Wednesday, January 28, 2009

Accounting in Flux

"Many see delay as inevitable, in part due to IFRS's relative youth and lack of robustness compared with U.S. generally accepted accounting principles (GAAP). 'IFRS is not ready and we certainly should not be ready to accept it,' says Charles Niemeier, a member of the Public Companies Accounting Oversight Board (PCAOB) and one of the leading critics of the currently proposed timeline. ... Among those mounting a grassroots movement to slow the rush to IFRS are Analyst's Accounting Observer newsletter editor Jack Ciesielski, former FASB member Ed Trott, and Bowling Green State University professor, David Albrecht (who has compiled the arguments of seven IFRS critics, including Niemeier and himself, on his blog, The Summa). ... Niemeier is also leery of letting the International Accounting Standards Board (IASB) be the standards-setter for the world, given its recent capitulation to pressure from the European Union authorities to loosen fair-value accounting for banks. ... Indeed, Bob Traficanti, the head of accounting policy and a deputy controller at Citigroup, who in May publicly objected to the standard's effects on banks during the subprime crisis, fully supported it in November at the SEC's final roundtable on the topic. Traficanti, a former FASB project manager, said both he and Citigroup 'believe 157 should be left intact'," Alix Stuart at CFO, January 2009.

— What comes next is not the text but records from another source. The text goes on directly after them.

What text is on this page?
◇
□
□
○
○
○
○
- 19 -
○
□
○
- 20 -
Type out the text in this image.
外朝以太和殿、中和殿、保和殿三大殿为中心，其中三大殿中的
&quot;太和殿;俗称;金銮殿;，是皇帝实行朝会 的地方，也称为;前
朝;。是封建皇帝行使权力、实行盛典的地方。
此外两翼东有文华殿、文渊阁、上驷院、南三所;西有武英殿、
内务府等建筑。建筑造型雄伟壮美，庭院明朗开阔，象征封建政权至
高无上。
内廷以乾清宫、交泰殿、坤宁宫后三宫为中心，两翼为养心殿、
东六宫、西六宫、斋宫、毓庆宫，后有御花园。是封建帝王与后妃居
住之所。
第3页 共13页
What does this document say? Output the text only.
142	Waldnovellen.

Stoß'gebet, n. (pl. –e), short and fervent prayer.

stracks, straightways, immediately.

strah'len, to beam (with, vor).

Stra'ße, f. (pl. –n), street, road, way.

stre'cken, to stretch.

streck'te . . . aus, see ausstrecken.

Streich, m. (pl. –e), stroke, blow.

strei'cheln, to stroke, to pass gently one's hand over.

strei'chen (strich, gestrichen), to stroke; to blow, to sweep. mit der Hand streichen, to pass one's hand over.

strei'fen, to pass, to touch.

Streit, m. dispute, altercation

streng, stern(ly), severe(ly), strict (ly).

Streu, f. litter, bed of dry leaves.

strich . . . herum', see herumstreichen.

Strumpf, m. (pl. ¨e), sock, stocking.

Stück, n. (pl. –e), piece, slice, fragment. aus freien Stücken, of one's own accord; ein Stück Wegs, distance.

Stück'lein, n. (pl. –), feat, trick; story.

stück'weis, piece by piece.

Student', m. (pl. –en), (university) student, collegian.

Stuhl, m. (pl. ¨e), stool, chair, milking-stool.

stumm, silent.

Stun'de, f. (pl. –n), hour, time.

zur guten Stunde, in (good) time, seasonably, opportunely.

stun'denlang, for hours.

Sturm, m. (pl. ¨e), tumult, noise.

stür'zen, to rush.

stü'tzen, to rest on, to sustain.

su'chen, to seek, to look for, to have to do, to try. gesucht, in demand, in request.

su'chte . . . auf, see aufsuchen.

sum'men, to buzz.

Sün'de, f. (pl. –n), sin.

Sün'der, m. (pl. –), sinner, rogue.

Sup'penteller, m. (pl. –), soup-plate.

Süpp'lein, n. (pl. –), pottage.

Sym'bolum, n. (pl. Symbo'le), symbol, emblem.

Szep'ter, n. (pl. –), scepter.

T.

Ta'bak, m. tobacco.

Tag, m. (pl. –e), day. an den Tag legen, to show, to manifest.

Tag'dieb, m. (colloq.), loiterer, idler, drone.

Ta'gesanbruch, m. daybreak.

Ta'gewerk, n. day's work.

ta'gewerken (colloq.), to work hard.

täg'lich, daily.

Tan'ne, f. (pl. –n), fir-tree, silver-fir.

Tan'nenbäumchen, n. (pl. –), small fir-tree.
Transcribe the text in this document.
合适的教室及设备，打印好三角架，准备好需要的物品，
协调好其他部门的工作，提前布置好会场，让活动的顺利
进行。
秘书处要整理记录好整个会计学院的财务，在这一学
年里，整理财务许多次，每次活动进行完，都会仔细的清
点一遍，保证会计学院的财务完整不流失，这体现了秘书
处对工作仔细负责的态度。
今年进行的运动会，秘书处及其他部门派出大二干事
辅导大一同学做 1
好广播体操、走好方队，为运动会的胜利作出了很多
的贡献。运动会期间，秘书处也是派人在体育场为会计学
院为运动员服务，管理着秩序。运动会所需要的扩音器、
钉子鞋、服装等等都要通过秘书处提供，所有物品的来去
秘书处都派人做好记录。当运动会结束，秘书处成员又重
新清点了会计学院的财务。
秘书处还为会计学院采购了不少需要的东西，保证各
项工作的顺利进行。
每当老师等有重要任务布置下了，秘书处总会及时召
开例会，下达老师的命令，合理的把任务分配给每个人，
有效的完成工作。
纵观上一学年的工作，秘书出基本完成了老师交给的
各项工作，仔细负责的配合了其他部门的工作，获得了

What new information came to Traficanti's attention to change his mind? Or did Citigroup conclude it was politically infeasible to object to FASB 157 when asking the Feds for $306 billion more? See my 17 July and 19 September 2008 posts mentioning Traficanti and attacking IFRS: http://skepticaltexascpa.blogspot.com/2008/07/schwartzman-and-mcteer-on-accounting.html, http://skepticaltexascpa.blogspot.com/2008/09/danger-cpas-at-work.html.

2 comments:

Anonymous said...

Killerpost 7/17/08.

"Schwartzman's theory only holds up if the underlying assets are really worth much more than anyone currently expects. And if they are so mispriced, why isn't some vulture investor--or Mr. Schwartzman --buying up C.D.O.s en masse? For Mr. Schwartzman's part, he says that the banks haven't been willing to unload the investments at the distressed prices."

And they don't want to suspend or modify 157...???

Maybe waiting for "bad bank-trash dump" to sell at mark-to-their-model prices to Sheila/Trash/Baer?

They're singing... IFRS --- no... no change now... everything falling apart...

Independent Accountant said...

Anonymous:
Thanks. One thing I've learned having followed these clowns for years is how many of them are full of crap. Middle managers like Traficanti say whatever they're told to say. Ultimately the only thing they know how to do is run to Washington for bailouts when they get in trouble. Kill the Fed!